On Tue, 16 Mar 2010 00:06:58 +1100 Lex Trotman elextr@gmail.com wrote:
Probably we can fix this to return "none" instead of "common" and adjust all calling code to still work.
Or just store it in filetypes.common, doesn't matter so long as we write to the file we read from :-) Its a separate section so it won't upset any other content.
I suppose this is OK. (I think there may be good reasons to have separate filetypes.common and filetypes.none so that filetypes.common only has common settings. But really this is yet another separate issue ;-))
But for now (if it's easier) I think we can just disable the None filetype's Execute command (and its filetype build commands if there is a situation where they're not disabled [but I can't find one myself]).

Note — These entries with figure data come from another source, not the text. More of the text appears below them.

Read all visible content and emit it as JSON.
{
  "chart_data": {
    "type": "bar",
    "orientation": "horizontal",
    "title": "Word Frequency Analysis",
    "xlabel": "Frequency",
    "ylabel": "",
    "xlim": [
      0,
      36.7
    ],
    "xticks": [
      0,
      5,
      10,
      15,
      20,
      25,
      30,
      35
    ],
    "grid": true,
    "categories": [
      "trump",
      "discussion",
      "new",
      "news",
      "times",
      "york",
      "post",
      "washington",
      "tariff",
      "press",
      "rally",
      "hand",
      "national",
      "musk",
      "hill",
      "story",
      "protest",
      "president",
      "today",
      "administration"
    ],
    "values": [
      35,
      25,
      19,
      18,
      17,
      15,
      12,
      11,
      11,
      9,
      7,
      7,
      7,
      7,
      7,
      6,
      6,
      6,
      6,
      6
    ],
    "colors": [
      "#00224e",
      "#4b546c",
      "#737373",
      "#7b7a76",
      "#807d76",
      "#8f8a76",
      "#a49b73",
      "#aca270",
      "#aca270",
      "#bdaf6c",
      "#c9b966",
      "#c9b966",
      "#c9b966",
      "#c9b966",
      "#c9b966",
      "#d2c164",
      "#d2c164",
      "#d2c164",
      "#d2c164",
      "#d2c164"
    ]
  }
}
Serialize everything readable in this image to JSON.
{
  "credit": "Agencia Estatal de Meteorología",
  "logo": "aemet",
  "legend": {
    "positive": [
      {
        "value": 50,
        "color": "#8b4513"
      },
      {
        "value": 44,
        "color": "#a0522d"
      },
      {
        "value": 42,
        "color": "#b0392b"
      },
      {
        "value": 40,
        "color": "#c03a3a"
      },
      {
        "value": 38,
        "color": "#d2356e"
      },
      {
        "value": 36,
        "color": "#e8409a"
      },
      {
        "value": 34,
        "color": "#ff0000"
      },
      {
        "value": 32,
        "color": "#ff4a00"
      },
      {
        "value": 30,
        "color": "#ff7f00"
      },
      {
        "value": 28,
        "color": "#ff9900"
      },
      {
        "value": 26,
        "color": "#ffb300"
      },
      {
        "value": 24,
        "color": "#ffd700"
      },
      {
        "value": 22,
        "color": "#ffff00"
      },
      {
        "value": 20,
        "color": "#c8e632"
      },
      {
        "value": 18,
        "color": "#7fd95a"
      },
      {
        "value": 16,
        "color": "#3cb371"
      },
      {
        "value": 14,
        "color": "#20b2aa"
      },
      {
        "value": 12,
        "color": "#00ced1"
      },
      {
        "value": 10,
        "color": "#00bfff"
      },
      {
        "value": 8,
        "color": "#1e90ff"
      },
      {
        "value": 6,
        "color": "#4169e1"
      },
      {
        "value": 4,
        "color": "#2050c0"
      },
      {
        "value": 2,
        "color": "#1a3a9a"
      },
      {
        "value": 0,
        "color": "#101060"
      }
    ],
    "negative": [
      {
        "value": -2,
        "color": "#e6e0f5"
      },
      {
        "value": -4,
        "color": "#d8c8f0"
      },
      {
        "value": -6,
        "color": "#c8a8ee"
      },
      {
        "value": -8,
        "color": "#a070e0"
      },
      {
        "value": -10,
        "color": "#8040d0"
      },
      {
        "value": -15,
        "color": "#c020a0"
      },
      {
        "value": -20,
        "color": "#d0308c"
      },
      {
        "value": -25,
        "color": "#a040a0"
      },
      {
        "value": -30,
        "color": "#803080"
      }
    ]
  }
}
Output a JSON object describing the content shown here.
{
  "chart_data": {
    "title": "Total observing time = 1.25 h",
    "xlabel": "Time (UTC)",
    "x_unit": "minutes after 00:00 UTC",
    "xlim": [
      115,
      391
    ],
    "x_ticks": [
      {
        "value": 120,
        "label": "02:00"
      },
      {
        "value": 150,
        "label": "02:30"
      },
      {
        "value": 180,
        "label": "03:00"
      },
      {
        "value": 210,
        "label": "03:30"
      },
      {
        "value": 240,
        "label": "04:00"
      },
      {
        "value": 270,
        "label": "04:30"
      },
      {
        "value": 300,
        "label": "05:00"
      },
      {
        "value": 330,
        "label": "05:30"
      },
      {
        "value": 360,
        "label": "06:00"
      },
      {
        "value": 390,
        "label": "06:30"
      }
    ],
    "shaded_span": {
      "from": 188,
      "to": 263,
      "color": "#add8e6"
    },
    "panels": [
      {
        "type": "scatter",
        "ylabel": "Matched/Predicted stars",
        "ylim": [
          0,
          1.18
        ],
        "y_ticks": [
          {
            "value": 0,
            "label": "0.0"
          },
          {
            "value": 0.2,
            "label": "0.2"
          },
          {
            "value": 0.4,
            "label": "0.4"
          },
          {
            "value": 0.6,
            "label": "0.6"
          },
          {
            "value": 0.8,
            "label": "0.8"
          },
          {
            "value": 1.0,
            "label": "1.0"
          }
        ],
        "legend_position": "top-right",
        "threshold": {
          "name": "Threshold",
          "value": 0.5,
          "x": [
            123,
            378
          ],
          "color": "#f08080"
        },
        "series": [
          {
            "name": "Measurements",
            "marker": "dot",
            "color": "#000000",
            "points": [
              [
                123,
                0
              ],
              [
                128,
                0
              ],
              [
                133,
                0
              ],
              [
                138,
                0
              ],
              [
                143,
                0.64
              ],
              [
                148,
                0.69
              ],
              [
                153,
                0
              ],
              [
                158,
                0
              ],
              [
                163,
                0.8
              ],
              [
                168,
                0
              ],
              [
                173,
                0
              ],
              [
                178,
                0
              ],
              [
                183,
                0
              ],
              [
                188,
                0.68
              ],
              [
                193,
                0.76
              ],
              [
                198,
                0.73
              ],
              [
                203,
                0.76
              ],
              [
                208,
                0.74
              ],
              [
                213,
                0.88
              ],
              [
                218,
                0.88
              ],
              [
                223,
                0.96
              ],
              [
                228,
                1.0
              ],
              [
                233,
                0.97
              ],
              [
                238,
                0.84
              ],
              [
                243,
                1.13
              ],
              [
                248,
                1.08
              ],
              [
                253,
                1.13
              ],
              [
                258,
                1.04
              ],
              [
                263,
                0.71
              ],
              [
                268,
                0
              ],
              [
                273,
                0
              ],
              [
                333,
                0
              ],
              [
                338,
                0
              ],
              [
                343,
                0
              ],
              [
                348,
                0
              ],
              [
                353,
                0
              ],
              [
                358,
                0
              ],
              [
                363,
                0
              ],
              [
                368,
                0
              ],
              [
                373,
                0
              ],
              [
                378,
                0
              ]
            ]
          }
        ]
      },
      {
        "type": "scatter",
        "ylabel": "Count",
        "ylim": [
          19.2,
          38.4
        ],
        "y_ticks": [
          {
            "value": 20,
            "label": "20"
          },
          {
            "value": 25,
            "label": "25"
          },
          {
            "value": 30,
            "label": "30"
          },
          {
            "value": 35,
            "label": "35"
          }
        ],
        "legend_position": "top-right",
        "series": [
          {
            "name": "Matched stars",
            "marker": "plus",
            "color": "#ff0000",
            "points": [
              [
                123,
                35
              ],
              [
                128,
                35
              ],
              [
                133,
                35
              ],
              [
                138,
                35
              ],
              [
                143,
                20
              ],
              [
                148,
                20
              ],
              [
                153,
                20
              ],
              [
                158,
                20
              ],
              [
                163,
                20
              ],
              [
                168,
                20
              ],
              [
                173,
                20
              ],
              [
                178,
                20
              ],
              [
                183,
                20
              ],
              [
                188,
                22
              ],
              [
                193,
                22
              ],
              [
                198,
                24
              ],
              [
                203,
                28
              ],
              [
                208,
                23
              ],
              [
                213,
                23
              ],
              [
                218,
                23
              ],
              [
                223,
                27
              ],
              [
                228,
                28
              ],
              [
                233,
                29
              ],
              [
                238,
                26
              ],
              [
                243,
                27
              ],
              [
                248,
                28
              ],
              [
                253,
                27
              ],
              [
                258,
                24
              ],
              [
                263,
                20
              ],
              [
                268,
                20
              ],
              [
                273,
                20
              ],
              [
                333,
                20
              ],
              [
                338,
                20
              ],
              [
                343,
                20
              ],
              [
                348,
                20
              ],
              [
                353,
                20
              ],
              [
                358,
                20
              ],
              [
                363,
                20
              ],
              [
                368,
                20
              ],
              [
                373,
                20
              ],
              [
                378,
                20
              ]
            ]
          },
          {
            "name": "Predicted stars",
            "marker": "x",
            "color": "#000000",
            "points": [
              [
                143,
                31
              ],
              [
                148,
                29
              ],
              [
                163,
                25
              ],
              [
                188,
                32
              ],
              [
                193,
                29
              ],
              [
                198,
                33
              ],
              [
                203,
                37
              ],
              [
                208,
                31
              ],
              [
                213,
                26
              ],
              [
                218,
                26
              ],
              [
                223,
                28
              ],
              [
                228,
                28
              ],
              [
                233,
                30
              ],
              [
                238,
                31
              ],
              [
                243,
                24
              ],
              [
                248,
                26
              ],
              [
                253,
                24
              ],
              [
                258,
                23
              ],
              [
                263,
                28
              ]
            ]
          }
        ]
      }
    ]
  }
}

Wierd, for me they are always enabled, looking at the code the only time they are set insensitive is if something is overloading them (but you don't have a project), or if doc==NULL or doc->filetype==NULL
No, with doc open and GDB proves doc->ft is not NULL.
BTW which function(s) are you talking about (I haven't looked yet)?
Maybe we've got another uninitialised variable that is NULL on your machine but not on mine, but I can't find it. GCC gives no warnings with -Wall, but thats not authoritative.
I think you only get uninitialised warnings if you have -O2 on. I might try this later.
Are the regex fields sensitive or not?
Yes, both.
It sounds like there is something different in your setup if the dialog
sets
filetype commands insensitive somewhere.
I don't think there can be because I tried this with a new config dir (-c option). Same for the filetype None issue above.
I'm using a separate user so I don't conflict with the new stuff, so the whole .config/geany is clean, is that the difference maybe? Don't see how though?
With -c some_dir geany shouldn't read .config/geany.
...
I'm giving up for the night, if you have any sudden insight during your day let me know, otherwise tomorrow.